Method
Cooks notes: Start this recipe the day before you want to serve it.
- Place a fine wire sieve over a bowl or pan, line it with a clean chux with the edges over hanging and pour in the yoghurt. Cover tightly with Multix Cling and refrigerate for about 8 hours or over night.
- Line the bottom of a 20 x 30cm 3cm deep solid base slice tin with Multix Bake.
- In a small frying pan on a low heat, stirring all the time, toast the coconut until it turns just turns a light golden. Transfer to a large bowl. Place the biscuits inside 2 large Multix Freezer bags (1 inside the other) use a rolling pin to gently crush the biscuits to a fine crumb. Transfer to the same bowl as the coconut, pour in the melted butter and mix thoroughly. Pour the toasted coconut crumb into the lined slice tin, using a flat fish slice or the back of the spoon press the buttery crumb evenly around the base and pack it down firmly. Cover with Multix cling and refrigerate for about 30 minutes. While the biscuit base chills, make the jelly double strength following the pack instructions, but using only half the recommended water. When the liquid jelly has fully cooled but not set, stir in the passionfruit pulp.

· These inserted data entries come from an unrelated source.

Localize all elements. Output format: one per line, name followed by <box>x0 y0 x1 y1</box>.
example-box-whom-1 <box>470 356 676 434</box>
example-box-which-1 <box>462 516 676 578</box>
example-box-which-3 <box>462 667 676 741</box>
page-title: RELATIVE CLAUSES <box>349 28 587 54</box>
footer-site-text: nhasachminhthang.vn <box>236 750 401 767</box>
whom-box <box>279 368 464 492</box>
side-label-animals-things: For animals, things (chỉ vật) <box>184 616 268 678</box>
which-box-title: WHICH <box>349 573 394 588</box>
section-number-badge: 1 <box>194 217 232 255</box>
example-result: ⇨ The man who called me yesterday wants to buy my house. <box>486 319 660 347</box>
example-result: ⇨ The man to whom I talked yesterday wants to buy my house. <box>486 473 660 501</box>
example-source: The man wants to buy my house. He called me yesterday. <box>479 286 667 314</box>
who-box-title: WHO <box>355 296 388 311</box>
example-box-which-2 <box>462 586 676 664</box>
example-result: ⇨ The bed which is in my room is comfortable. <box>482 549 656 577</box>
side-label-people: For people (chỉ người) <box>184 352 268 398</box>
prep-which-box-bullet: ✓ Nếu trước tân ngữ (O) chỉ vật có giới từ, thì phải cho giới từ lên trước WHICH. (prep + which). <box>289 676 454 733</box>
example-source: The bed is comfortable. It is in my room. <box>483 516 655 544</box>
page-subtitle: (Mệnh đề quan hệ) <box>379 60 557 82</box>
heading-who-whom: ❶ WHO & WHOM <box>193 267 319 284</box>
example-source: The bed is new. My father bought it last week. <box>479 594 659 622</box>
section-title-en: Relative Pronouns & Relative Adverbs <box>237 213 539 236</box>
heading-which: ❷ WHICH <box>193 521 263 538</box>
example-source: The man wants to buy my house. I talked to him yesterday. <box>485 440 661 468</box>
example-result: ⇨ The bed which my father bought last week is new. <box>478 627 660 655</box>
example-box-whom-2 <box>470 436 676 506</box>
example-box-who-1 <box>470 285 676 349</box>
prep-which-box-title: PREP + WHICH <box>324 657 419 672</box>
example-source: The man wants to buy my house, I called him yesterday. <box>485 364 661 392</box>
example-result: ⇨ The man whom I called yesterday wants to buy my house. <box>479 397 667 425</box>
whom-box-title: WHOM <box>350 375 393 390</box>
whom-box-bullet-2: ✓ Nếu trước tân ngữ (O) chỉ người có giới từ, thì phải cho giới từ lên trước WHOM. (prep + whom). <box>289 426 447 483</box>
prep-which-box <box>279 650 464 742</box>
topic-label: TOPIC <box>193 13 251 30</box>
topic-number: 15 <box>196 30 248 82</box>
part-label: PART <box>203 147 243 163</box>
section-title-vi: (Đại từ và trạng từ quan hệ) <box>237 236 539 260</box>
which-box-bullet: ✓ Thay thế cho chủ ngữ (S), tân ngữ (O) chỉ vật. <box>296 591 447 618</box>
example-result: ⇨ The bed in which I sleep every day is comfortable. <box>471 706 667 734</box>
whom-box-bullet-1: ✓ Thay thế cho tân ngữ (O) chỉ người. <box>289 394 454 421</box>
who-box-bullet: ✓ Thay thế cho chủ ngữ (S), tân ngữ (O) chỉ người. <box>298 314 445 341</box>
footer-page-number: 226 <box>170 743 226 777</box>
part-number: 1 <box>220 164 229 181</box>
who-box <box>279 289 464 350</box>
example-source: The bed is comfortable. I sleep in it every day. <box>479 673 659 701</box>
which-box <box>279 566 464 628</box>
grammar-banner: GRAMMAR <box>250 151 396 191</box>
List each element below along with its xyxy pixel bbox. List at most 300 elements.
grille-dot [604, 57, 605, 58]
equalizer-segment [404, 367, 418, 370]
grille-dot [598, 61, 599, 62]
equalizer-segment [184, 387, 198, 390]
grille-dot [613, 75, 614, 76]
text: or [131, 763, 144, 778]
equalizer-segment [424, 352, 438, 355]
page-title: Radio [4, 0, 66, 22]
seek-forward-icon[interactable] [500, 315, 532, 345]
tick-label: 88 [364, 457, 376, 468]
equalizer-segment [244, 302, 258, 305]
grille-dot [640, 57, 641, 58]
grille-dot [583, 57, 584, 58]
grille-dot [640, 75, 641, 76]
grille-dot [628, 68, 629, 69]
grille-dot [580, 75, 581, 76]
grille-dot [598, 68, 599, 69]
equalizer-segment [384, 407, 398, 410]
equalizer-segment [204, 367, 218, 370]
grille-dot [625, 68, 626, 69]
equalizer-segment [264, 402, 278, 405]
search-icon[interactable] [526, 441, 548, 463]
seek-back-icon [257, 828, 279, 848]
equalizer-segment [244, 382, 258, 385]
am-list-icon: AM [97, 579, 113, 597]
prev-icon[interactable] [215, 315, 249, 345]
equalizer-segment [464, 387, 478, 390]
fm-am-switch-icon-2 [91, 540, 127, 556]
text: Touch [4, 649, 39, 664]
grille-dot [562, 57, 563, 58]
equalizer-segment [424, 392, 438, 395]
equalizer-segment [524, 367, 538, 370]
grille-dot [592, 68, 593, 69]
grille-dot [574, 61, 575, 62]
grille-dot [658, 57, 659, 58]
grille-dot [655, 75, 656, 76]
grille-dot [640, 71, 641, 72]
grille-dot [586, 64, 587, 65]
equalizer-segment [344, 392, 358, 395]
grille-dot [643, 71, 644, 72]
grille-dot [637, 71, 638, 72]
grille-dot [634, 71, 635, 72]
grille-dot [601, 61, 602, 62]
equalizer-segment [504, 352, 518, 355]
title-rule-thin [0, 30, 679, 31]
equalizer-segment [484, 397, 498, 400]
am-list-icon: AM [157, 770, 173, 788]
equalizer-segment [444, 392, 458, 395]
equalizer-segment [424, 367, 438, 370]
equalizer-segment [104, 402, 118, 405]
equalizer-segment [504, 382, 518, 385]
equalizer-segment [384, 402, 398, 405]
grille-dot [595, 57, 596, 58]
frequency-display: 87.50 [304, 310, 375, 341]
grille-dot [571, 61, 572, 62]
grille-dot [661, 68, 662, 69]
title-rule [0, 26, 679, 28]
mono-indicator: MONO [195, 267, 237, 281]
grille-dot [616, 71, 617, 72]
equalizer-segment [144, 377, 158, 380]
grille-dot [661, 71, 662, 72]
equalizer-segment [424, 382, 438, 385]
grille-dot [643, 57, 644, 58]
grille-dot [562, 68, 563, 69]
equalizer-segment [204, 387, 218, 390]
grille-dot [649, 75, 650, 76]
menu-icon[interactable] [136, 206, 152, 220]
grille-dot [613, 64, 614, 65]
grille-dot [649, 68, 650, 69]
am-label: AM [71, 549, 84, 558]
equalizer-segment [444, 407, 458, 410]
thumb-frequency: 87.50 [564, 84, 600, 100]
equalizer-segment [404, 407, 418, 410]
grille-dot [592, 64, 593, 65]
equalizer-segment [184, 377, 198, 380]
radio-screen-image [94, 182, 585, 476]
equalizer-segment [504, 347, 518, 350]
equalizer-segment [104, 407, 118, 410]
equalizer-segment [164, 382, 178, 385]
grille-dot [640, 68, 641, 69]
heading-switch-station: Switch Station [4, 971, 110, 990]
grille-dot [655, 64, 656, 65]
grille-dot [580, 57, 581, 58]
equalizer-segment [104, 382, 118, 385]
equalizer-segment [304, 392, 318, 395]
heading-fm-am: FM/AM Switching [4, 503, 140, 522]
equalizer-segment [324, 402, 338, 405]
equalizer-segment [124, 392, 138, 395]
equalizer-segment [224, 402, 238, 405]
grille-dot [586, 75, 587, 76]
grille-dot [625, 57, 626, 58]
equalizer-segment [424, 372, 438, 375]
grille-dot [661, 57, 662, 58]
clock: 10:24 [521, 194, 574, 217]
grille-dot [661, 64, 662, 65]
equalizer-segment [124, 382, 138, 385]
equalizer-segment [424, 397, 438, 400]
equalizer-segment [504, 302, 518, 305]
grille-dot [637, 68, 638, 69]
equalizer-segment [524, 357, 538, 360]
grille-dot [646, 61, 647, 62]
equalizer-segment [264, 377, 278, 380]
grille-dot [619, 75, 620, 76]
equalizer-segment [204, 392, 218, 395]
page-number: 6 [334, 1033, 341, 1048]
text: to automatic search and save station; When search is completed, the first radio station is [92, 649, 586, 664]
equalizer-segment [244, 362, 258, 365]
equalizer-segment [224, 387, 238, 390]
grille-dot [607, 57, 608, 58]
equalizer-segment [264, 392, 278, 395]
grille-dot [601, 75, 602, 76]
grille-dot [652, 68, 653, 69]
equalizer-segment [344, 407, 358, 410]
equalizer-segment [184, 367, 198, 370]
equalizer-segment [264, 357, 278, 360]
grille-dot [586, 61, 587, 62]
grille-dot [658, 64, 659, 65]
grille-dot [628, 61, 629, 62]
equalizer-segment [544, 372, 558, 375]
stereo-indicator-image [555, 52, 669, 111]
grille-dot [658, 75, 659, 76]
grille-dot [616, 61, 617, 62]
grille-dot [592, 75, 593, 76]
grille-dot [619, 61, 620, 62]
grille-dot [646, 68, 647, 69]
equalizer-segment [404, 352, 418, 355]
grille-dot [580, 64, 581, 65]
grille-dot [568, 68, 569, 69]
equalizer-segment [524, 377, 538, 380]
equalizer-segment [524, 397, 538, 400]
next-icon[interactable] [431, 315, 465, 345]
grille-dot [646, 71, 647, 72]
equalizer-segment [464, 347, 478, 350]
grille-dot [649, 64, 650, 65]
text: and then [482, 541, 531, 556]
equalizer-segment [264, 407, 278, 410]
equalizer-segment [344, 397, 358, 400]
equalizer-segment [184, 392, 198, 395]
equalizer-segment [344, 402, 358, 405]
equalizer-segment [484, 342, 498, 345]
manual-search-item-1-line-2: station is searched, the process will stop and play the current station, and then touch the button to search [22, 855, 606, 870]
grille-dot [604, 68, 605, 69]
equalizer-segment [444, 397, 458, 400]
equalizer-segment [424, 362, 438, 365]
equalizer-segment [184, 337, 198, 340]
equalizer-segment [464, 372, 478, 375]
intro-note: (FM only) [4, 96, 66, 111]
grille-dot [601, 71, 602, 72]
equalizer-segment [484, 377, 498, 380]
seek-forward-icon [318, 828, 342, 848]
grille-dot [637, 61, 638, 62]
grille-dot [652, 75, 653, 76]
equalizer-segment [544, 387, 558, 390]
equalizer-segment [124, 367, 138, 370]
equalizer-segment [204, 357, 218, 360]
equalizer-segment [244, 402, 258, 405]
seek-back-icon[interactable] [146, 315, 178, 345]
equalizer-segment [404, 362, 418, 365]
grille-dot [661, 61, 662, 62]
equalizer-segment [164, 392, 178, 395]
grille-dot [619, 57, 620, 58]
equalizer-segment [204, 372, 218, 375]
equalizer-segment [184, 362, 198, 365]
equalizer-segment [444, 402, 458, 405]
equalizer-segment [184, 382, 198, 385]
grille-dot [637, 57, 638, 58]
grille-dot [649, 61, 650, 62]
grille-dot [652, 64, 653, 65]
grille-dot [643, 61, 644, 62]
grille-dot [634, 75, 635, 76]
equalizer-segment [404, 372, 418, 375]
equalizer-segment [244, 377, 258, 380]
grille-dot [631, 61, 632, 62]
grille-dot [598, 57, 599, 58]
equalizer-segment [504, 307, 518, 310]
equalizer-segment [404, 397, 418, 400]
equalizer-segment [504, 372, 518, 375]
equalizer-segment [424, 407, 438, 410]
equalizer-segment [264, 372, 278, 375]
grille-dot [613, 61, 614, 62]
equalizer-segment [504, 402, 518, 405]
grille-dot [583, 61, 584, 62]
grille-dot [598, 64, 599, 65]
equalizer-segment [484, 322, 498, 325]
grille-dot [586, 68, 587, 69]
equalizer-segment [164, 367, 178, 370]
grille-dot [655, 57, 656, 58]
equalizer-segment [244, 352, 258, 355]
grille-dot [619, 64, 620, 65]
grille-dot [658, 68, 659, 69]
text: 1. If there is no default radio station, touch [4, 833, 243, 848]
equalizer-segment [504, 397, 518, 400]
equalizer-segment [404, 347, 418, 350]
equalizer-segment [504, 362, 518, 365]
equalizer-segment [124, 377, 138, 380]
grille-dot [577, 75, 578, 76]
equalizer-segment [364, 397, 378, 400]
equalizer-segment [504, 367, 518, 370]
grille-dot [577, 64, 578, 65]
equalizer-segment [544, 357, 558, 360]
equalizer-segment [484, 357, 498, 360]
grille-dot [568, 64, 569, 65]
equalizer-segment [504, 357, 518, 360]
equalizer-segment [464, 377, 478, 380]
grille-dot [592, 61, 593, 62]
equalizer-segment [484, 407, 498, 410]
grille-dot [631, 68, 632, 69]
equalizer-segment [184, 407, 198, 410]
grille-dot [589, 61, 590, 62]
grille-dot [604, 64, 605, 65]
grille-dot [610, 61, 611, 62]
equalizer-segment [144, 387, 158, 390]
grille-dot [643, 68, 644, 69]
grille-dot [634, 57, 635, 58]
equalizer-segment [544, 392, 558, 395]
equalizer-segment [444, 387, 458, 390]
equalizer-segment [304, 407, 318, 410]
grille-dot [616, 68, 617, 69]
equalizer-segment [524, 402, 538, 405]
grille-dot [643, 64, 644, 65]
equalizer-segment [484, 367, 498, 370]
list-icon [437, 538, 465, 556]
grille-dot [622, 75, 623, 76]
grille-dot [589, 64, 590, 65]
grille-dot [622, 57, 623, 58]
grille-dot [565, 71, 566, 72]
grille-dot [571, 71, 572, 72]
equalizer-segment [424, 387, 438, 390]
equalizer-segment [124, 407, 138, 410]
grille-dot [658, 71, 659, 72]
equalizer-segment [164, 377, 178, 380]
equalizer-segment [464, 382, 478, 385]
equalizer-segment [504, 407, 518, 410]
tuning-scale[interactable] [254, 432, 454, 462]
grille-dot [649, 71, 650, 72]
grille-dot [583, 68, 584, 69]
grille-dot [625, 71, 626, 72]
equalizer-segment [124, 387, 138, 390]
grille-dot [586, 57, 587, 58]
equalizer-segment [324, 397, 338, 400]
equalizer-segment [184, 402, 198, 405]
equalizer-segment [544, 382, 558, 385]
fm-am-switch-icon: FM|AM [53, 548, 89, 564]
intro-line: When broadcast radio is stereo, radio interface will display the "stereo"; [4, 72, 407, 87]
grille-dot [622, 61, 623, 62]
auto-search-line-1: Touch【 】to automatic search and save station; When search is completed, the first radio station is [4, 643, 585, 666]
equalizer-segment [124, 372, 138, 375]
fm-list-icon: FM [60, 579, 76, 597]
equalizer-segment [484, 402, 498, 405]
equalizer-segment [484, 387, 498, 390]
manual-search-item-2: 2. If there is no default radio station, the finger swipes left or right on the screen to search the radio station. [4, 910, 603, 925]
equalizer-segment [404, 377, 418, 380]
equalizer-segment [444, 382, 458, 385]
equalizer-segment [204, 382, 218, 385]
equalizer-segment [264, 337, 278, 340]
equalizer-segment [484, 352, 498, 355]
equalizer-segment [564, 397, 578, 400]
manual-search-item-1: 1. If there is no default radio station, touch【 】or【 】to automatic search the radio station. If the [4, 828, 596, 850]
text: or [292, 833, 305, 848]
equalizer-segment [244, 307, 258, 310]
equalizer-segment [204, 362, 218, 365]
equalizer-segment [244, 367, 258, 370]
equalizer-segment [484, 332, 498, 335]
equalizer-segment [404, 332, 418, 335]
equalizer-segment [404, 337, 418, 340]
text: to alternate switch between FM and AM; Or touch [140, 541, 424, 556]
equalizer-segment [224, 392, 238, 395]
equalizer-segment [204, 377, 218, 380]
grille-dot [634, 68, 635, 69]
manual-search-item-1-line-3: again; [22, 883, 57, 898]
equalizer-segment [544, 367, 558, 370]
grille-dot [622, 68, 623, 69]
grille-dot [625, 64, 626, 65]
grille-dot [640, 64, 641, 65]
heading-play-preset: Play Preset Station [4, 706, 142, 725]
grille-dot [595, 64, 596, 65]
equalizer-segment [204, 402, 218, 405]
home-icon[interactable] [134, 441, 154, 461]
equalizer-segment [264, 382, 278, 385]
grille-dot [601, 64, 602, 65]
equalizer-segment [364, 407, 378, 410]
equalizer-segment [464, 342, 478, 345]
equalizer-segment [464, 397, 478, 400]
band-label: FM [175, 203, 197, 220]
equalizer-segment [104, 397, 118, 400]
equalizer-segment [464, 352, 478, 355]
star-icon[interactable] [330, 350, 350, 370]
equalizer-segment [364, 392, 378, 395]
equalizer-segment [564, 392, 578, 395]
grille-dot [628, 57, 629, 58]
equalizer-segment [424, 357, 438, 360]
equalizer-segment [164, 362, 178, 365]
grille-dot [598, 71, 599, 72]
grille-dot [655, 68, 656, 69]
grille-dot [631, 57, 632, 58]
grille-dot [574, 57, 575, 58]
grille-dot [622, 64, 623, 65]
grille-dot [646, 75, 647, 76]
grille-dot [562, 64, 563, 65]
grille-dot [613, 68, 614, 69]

- Once the yoghurt has hung in the sieve for 24 hours most of the water will have drained out and the yoghurt will be very thick and creamy. Discard the water and tip the thick yoghurt, (its now called Labneh) into a medium bowl. Add the vanilla and sweeten to taste with caster sugar, mixing well. Remove the cling from the biscuit base, spoon in the thick vanilla yoghurt and spread it as evenly and flatly as possible. Very gently pour in the fully cooled but unset passionfruit jelly. Spread it evenly over the yoghurt filling and refrigerate uncovered until fully set.
- Use a very sharp knife and spatula to cut the slice into squares, serve chilled.
Tip: If you want to serve it the following day, wait till the slice is set solid and cover it with Multix Cling. Refrigerate until required.